At the 2018 Big Ideas Summit in London, around fifteen procurement decision-makers were asked about the automation of their profession. Their thoughts, recorded on video, paint a picture of an exciting future with the automation of low added value tasks. In turn, this will allow procurement professionals to take on a more strategic role.
Automating procurement processes with low added value
The video opens with a question that is crucial to the future of procurement departments: "What would you say to someone who proposed to automate the entire procurement function?".
The professionals were almost unanimous in their answers — a significant amount of the processes can be automated, even though it is not feasible to automate the entire profession. Many of them listed purely operational tasks with low added value, such as transactional processes (placing and approving orders, order and invoice reconciliation etc.).

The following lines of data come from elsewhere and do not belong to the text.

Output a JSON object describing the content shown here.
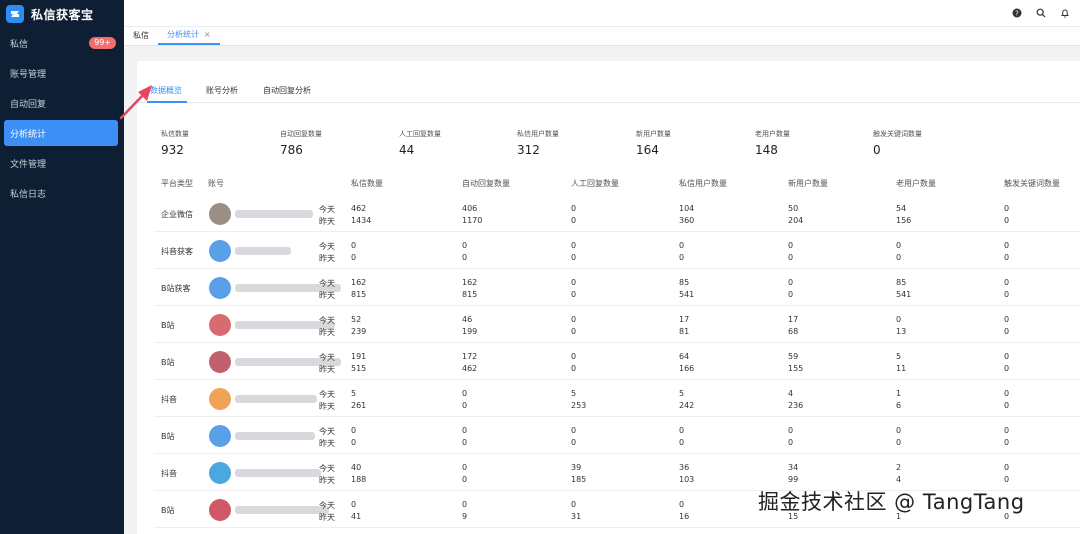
{
  "app": {
    "title": "私信获客宝",
    "accent": "#3c8ff5",
    "sidebar_bg": "#0f1f33"
  },
  "sidebar": {
    "items": [
      {
        "label": "私信",
        "badge": "99+",
        "active": false
      },
      {
        "label": "账号管理",
        "active": false
      },
      {
        "label": "自动回复",
        "active": false
      },
      {
        "label": "分析统计",
        "active": true
      },
      {
        "label": "文件管理",
        "active": false
      },
      {
        "label": "私信日志",
        "active": false
      }
    ]
  },
  "topbar": {
    "icons": [
      "help-icon",
      "search-icon",
      "bell-icon"
    ]
  },
  "tabstrip": {
    "tabs": [
      {
        "label": "私信",
        "active": false
      },
      {
        "label": "分析统计",
        "active": true,
        "closable": true
      }
    ],
    "close_glyph": "×"
  },
  "subtabs": [
    {
      "label": "数据概览",
      "active": true
    },
    {
      "label": "账号分析",
      "active": false
    },
    {
      "label": "自动回复分析",
      "active": false
    }
  ],
  "stats": [
    {
      "label": "私信数量",
      "value": "932"
    },
    {
      "label": "自动回复数量",
      "value": "786"
    },
    {
      "label": "人工回复数量",
      "value": "44"
    },
    {
      "label": "私信用户数量",
      "value": "312"
    },
    {
      "label": "新用户数量",
      "value": "164"
    },
    {
      "label": "老用户数量",
      "value": "148"
    },
    {
      "label": "触发关键词数量",
      "value": "0"
    }
  ],
  "table": {
    "headers": [
      "平台类型",
      "账号",
      "私信数量",
      "自动回复数量",
      "人工回复数量",
      "私信用户数量",
      "新用户数量",
      "老用户数量",
      "触发关键词数量"
    ],
    "day_labels": [
      "今天",
      "昨天"
    ],
    "rows": [
      {
        "platform": "企业微信",
        "today": [
          "462",
          "406",
          "0",
          "104",
          "50",
          "54",
          "0"
        ],
        "yesterday": [
          "1434",
          "1170",
          "0",
          "360",
          "204",
          "156",
          "0"
        ]
      },
      {
        "platform": "抖音获客",
        "today": [
          "0",
          "0",
          "0",
          "0",
          "0",
          "0",
          "0"
        ],
        "yesterday": [
          "0",
          "0",
          "0",
          "0",
          "0",
          "0",
          "0"
        ]
      },
      {
        "platform": "B站获客",
        "today": [
          "162",
          "162",
          "0",
          "85",
          "0",
          "85",
          "0"
        ],
        "yesterday": [
          "815",
          "815",
          "0",
          "541",
          "0",
          "541",
          "0"
        ]
      },
      {
        "platform": "B站",
        "today": [
          "52",
          "46",
          "0",
          "17",
          "17",
          "0",
          "0"
        ],
        "yesterday": [
          "239",
          "199",
          "0",
          "81",
          "68",
          "13",
          "0"
        ]
      },
      {
        "platform": "B站",
        "today": [
          "191",
          "172",
          "0",
          "64",
          "59",
          "5",
          "0"
        ],
        "yesterday": [
          "515",
          "462",
          "0",
          "166",
          "155",
          "11",
          "0"
        ]
      },
      {
        "platform": "抖音",
        "today": [
          "5",
          "0",
          "5",
          "5",
          "4",
          "1",
          "0"
        ],
        "yesterday": [
          "261",
          "0",
          "253",
          "242",
          "236",
          "6",
          "0"
        ]
      },
      {
        "platform": "B站",
        "today": [
          "0",
          "0",
          "0",
          "0",
          "0",
          "0",
          "0"
        ],
        "yesterday": [
          "0",
          "0",
          "0",
          "0",
          "0",
          "0",
          "0"
        ]
      },
      {
        "platform": "抖音",
        "today": [
          "40",
          "0",
          "39",
          "36",
          "34",
          "2",
          "0"
        ],
        "yesterday": [
          "188",
          "0",
          "185",
          "103",
          "99",
          "4",
          "0"
        ]
      },
      {
        "platform": "B站",
        "today": [
          "0",
          "0",
          "0",
          "0",
          "",
          "",
          ""
        ],
        "yesterday": [
          "41",
          "9",
          "31",
          "16",
          "15",
          "1",
          "0"
        ]
      }
    ]
  },
  "watermark": "掘金技术社区 @ TangTang"
}
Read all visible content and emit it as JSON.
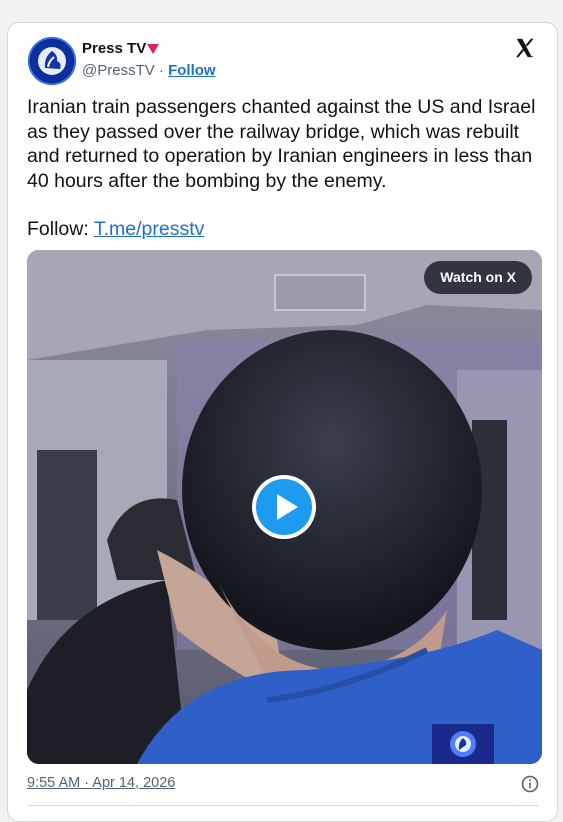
{
  "account": {
    "name": "Press TV",
    "handle": "@PressTV",
    "separator": "·",
    "follow_label": "Follow",
    "avatar_icon": "presstv-logo-icon",
    "badge_icon": "verified-triangle-icon"
  },
  "brand_logo": "x-logo-icon",
  "tweet": {
    "text": "Iranian train passengers chanted against the US and Israel as they passed over the railway bridge, which was rebuilt and returned to operation by Iranian engineers in less than 40 hours after the bombing by the enemy.",
    "follow_prefix": "Follow: ",
    "link_text": "T.me/presstv"
  },
  "media": {
    "type": "video",
    "watch_label": "Watch on X",
    "play_icon": "play-icon",
    "watermark_icon": "presstv-watermark-icon"
  },
  "footer": {
    "timestamp": "9:55 AM · Apr 14, 2026",
    "info_icon": "info-icon"
  },
  "colors": {
    "link": "#1d6ed8",
    "text": "#0f1419",
    "muted": "#536471",
    "play": "#1d9bf0",
    "badge": "#e0245e"
  }
}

In terms of the technologies we can expect to see in this field, we have Artificial Intelligence and, more specifically, robotic process automation. Deloitte provides a clear explanation for the process commonly known as RPA (robotic process automation): "[These solutions] can process any input data by running a series of pre-programmed actions, like a macro, and following predefined business rules." This technology can really help with the repetitive and time-consuming tasks which still take up the working day for a large number of buyers.

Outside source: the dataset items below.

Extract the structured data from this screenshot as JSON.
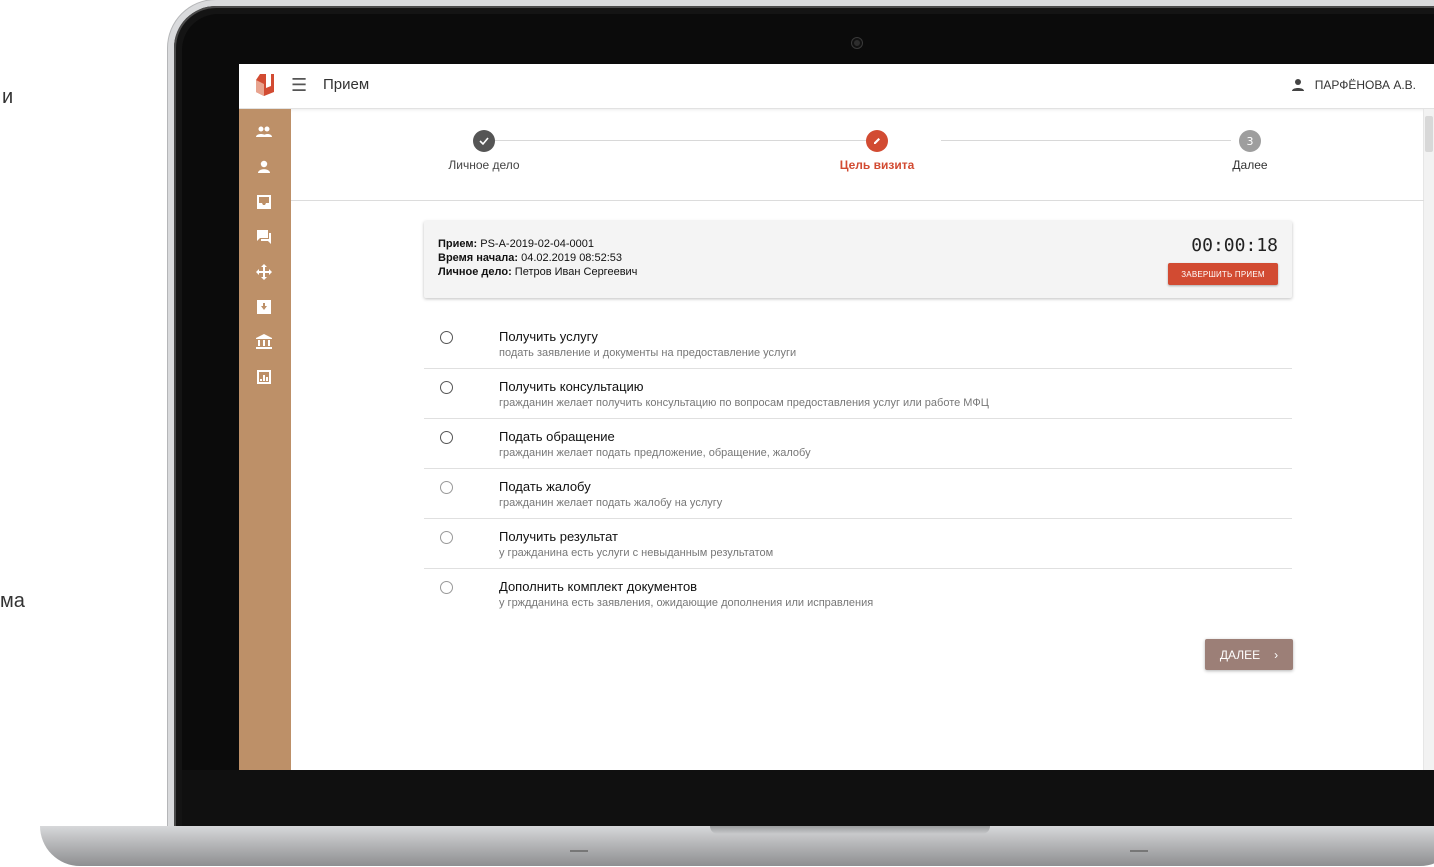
{
  "edge_text": {
    "line1": "и",
    "line2": "ма"
  },
  "header": {
    "app_title": "Прием",
    "user_name": "ПАРФЁНОВА А.В."
  },
  "icons": {
    "logo": "mfc-logo-icon",
    "menu": "hamburger-menu-icon",
    "user": "user-icon",
    "sidebar": [
      "people-icon",
      "person-icon",
      "inbox-icon",
      "chat-icon",
      "move-icon",
      "archive-icon",
      "bank-icon",
      "chart-icon"
    ]
  },
  "stepper": {
    "steps": [
      {
        "label": "Личное дело",
        "state": "done"
      },
      {
        "label": "Цель визита",
        "state": "active"
      },
      {
        "label": "Далее",
        "state": "pending",
        "number": "3"
      }
    ]
  },
  "card": {
    "reception_label": "Прием:",
    "reception_value": "PS-A-2019-02-04-0001",
    "start_label": "Время начала:",
    "start_value": "04.02.2019 08:52:53",
    "case_label": "Личное дело:",
    "case_value": "Петров Иван Сергеевич",
    "timer": "00:00:18",
    "finish_label": "ЗАВЕРШИТЬ ПРИЕМ"
  },
  "options": [
    {
      "title": "Получить услугу",
      "desc": "подать заявление и документы на предоставление услуги"
    },
    {
      "title": "Получить консультацию",
      "desc": "гражданин желает получить консультацию по вопросам предоставления услуг или работе МФЦ"
    },
    {
      "title": "Подать обращение",
      "desc": "гражданин желает подать предложение, обращение, жалобу"
    },
    {
      "title": "Подать жалобу",
      "desc": "гражданин желает подать жалобу на услугу"
    },
    {
      "title": "Получить результат",
      "desc": "у гражданина есть услуги с невыданным результатом"
    },
    {
      "title": "Дополнить комплект документов",
      "desc": "у грждданина есть заявления, ожидающие дополнения или исправления"
    }
  ],
  "next_button": {
    "label": "ДАЛЕЕ",
    "chevron": "›"
  },
  "colors": {
    "accent": "#d24b32",
    "sidebar": "#bd9068",
    "next_button": "#9c7f77",
    "done_step": "#555555"
  }
}
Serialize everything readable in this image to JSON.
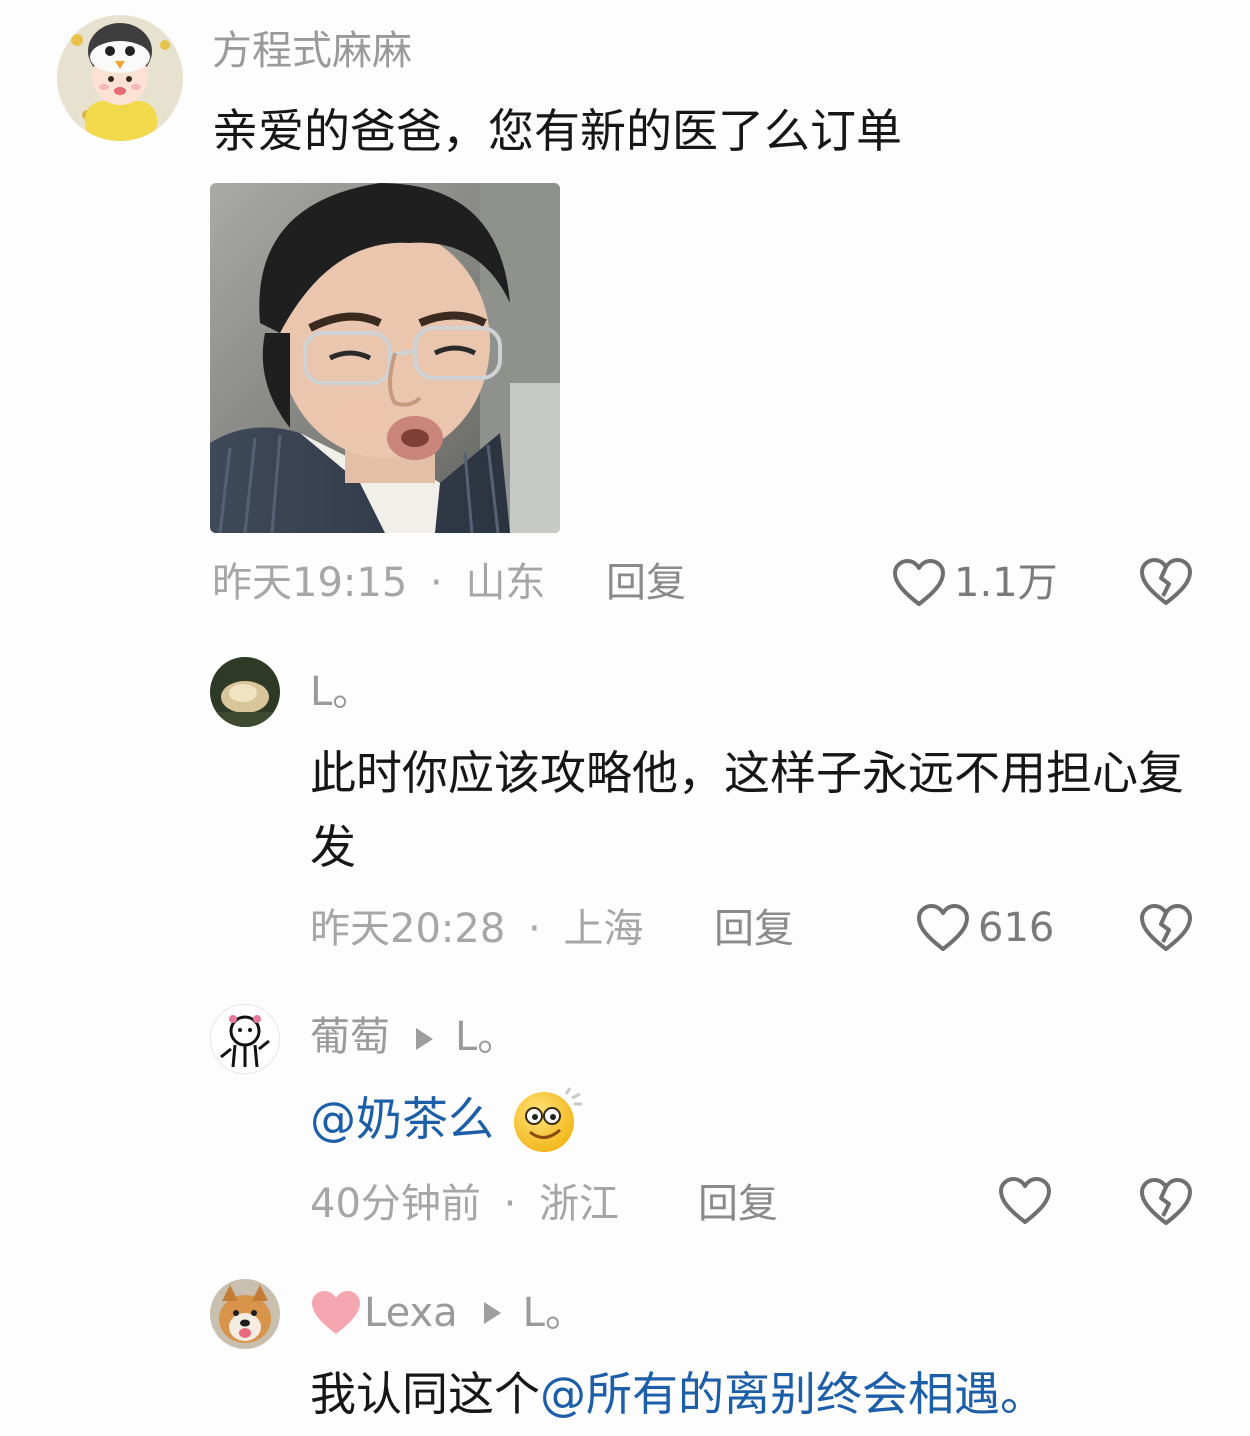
{
  "comments": [
    {
      "username": "方程式麻麻",
      "text": "亲爱的爸爸，您有新的医了么订单",
      "time": "昨天19:15",
      "location": "山东",
      "reply_label": "回复",
      "likes": "1.1万"
    },
    {
      "username": "L。",
      "text": "此时你应该攻略他，这样子永远不用担心复发",
      "time": "昨天20:28",
      "location": "上海",
      "reply_label": "回复",
      "likes": "616"
    },
    {
      "username": "葡萄",
      "reply_to": "L。",
      "mention": "@奶茶么",
      "time": "40分钟前",
      "location": "浙江",
      "reply_label": "回复",
      "likes": ""
    },
    {
      "username": "Lexa",
      "reply_to": "L。",
      "text": "我认同这个",
      "mention": "@所有的离别终会相遇。"
    }
  ],
  "separator": "·",
  "colors": {
    "mention": "#1d5ea8",
    "meta": "#a6a6a6",
    "username": "#9a9a9a",
    "text": "#161616",
    "badge_heart": "#f6a6b0"
  },
  "icons": [
    "heart-outline-icon",
    "broken-heart-icon",
    "play-arrow-icon",
    "heart-badge-icon",
    "smiley-emoji-icon"
  ]
}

Tarandeep Singh Ahuja, Partner at McKinsey & Company, confirms this trend based on the latest studies in this area: "We've actually done the analysis looking at what a procurement function currently does and we broke down the Source-to-Pay activities into about 220 different tasks and said, "what can be automated, what can't be automated?" More than half of the tasks can be automated with this technology. I think if you fast-forward ten years even more, it can be done, so probably 80 or 90% of it."
Automating procurement — a fantastic opportunity
The professionals interviewed see the automation of procurement as an exciting challenge. However, they are clear about one matter: Technology will not be able to automate human relationships. The tasks involved in procurement and the skills required will have to be redistributed between humans and machines.

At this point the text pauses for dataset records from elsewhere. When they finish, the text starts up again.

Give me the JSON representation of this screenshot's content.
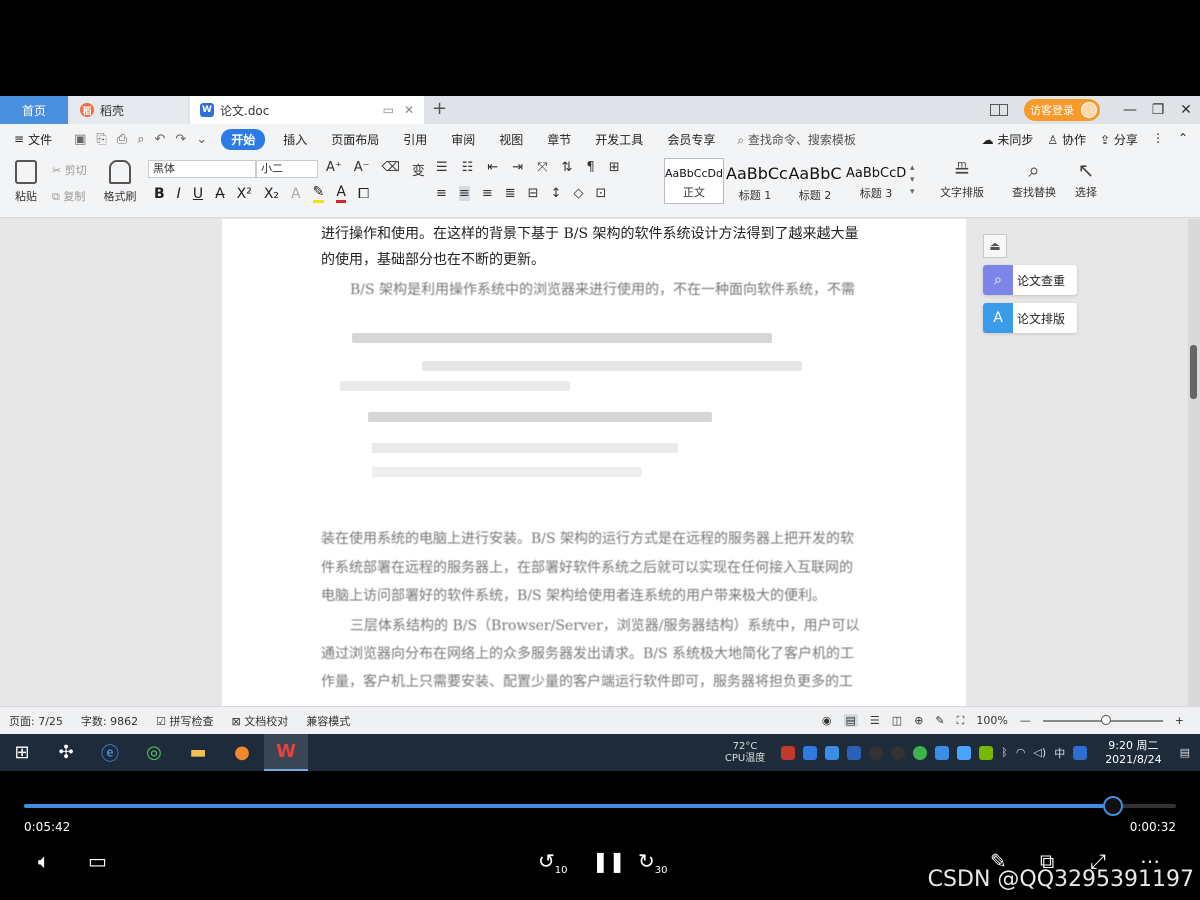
{
  "tabs": {
    "home": "首页",
    "daoke": "稻壳",
    "doc": "论文.doc",
    "new_tab": "+",
    "visitor": "访客登录"
  },
  "menu": {
    "file": "文件",
    "active": "开始",
    "items": [
      "插入",
      "页面布局",
      "引用",
      "审阅",
      "视图",
      "章节",
      "开发工具",
      "会员专享"
    ],
    "search": "查找命令、搜索模板",
    "sync": "未同步",
    "collab": "协作",
    "share": "分享"
  },
  "ribbon": {
    "paste": "粘贴",
    "cut": "剪切",
    "copy": "复制",
    "format_painter": "格式刷",
    "font_name": "黑体",
    "font_size": "小二",
    "styles": [
      {
        "sample": "AaBbCcDd",
        "caption": "正文"
      },
      {
        "sample": "AaBbCc",
        "caption": "标题 1"
      },
      {
        "sample": "AaBbC",
        "caption": "标题 2"
      },
      {
        "sample": "AaBbCcD",
        "caption": "标题 3"
      }
    ],
    "text_layout": "文字排版",
    "find_replace": "查找替换",
    "select": "选择"
  },
  "document": {
    "line1": "进行操作和使用。在这样的背景下基于 B/S 架构的软件系统设计方法得到了越来越大量",
    "line2": "的使用，基础部分也在不断的更新。",
    "line3": "B/S 架构是利用操作系统中的浏览器来进行使用的，不在一种面向软件系统，不需",
    "body_lines": [
      "装在使用系统的电脑上进行安装。B/S 架构的运行方式是在远程的服务器上把开发的软",
      "件系统部署在远程的服务器上，在部署好软件系统之后就可以实现在任何接入互联网的",
      "电脑上访问部署好的软件系统，B/S 架构给使用者连系统的用户带来极大的便利。",
      "三层体系结构的 B/S（Browser/Server，浏览器/服务器结构）系统中，用户可以",
      "通过浏览器向分布在网络上的众多服务器发出请求。B/S 系统极大地简化了客户机的工",
      "作量，客户机上只需要安装、配置少量的客户端运行软件即可，服务器将担负更多的工"
    ]
  },
  "side_panel": {
    "check": "论文查重",
    "layout": "论文排版"
  },
  "status": {
    "page": "页面: 7/25",
    "words": "字数: 9862",
    "spell": "拼写检查",
    "proof": "文档校对",
    "compat": "兼容模式",
    "zoom": "100%"
  },
  "taskbar": {
    "temp": "72°C",
    "cpu": "CPU温度",
    "ime": "中",
    "time": "9:20 周二",
    "date": "2021/8/24"
  },
  "player": {
    "elapsed": "0:05:42",
    "remaining": "0:00:32",
    "progress": 0.945,
    "skip_back": "10",
    "skip_forward": "30",
    "watermark": "CSDN @QQ3295391197"
  },
  "colors": {
    "accent_blue": "#2c7be5",
    "visitor_orange": "#f79a2a",
    "progress_blue": "#3d8fe0"
  }
}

Procurement will become more strategic, with a focus on thinking and managing processes. Meanwhile, technologies will carry out operational tasks in a more efficient and cost-effective manner. Peter Curcio, Chief Procurement Officer at ANZ Bank confirms this idea: "I think in the end, procurement, to be strategic, is about humans, it's about customer experience, human sense of design, understanding how we can make the journey that people take on a daily basis with procurement easier."
As a result, buyers will need to strengthen their emotional intelligence skills such as collaborating with various stakeholders, negotiation, teamwork and innovation etc.
What's your opinion? What would you say to someone who proposed to automate the entire procurement function?